6. Name the other organ systems that may be involved in primary or myeloma-associated amyloidosis.
Mucous membrane involvement with macroglossia occurs in 20% of cases. Hepatomegaly is found in about 50% of cases. Cardiac involvement may manifest as a restrictive cardiomyopathy or constrictive pericarditis. Peripheral nerve involvement results in paresthesias, peripheral neuropathy, and median nerve entrapment (carpal tunnel syndrome). Proteinuria is found in 80% to 90% of patients at some time during their course. Renal failure usually develops late in the disease course but may be a cause of death.
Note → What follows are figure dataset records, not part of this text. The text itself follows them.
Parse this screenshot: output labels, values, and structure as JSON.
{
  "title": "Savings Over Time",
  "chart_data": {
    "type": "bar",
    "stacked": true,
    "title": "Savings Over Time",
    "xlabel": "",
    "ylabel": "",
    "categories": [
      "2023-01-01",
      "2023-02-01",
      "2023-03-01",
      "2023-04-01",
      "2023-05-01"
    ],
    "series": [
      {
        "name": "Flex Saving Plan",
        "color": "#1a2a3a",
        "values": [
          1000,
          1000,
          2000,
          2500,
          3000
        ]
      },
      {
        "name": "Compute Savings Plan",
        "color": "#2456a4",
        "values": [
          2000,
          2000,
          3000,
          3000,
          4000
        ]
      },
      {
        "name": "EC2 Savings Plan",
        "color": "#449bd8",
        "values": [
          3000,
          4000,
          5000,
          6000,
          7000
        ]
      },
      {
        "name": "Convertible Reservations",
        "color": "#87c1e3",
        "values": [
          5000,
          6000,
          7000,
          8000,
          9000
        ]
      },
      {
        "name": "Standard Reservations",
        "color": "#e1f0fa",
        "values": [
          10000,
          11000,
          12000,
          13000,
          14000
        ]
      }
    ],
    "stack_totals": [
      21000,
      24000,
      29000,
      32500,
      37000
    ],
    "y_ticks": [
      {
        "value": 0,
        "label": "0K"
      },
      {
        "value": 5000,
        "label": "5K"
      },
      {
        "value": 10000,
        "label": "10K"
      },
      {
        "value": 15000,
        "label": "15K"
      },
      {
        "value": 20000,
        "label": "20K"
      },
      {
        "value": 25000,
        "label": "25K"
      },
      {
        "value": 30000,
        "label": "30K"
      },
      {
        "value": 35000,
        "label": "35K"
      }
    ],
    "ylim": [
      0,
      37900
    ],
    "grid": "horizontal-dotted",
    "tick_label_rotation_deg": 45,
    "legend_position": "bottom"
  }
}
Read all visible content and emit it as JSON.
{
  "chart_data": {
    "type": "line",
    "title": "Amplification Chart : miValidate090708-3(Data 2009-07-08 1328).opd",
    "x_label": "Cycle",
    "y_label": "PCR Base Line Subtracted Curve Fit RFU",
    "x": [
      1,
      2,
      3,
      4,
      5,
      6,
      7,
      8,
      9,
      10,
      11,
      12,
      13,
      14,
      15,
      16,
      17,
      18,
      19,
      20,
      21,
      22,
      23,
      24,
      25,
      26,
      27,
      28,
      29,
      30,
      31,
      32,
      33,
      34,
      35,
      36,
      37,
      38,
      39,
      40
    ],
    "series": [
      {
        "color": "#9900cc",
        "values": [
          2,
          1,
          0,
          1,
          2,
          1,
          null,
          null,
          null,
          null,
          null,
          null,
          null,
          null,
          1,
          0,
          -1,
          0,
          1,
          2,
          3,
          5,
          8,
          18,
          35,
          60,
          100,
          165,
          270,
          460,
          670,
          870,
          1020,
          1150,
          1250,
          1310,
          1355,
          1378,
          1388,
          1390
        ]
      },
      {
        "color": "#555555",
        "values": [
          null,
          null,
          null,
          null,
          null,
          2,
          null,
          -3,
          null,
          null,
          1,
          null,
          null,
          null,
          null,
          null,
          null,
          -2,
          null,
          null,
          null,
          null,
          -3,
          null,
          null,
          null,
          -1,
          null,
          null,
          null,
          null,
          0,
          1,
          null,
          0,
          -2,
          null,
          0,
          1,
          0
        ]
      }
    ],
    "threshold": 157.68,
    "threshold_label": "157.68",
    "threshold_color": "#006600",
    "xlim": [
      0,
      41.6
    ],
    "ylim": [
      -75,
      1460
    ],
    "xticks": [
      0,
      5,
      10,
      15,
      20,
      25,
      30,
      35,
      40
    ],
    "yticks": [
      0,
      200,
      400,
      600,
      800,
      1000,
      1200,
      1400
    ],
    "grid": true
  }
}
| CLINICAL DISORDER | AMYLOID PROTEIN PRECURSOR | AMYLOID PROTEIN |
|---|---|---|
| Primary systemic amyloidosis | Immunoglobulin light chain | AL |
| Myeloma-associated amyloidosis | Immunoglobulin light chain | AL |
| Secondary systemic amyloidosis | Serum amyloid A lipoprotein | AA |
| Primary localized cutaneous amyloidosis | ||
| Macular amyloidosis | Keratinocyte tonofilaments | − |
| Lichen amyloidosis | Keratinocyte tonofilaments | − |
| Nodular amyloidosis | Immunoglobulin light chain (produced locally by plasma cells) | AL |
7. Compare lichen amyloidosis and macular amyloidosis.
Lichen amyloidosis is the most common form of localized cutaneous amyloidosis. Lesions are pruritic, flesh-colored to brown papules, often with overlying scale (Fig. 16-3A). Papules may coalesce into verrucous plaques. The shins are the most common site of involvement. In macular amyloidosis, pruritic macular hyperpigmentation occurs most commonly in the interscapular area. The chest or extremities are less commonly involved. The lesions have a characteristic reticulate or rippled appearance. Both of these variants of primary localized cutaneous amyloidosis occur more frequently in patients from the Middle East, Asia, and Central and South America. The etiology of both lichen and macular amyloidosis is unclear but thought to be related to chronic scratching or frictional exposure. An autosomal dominant family history may be found in up to 10% of patients with lichen amyloidosis. Lichen amyloidosis is occasionally associated with multiple endocrine neoplasia type 2A.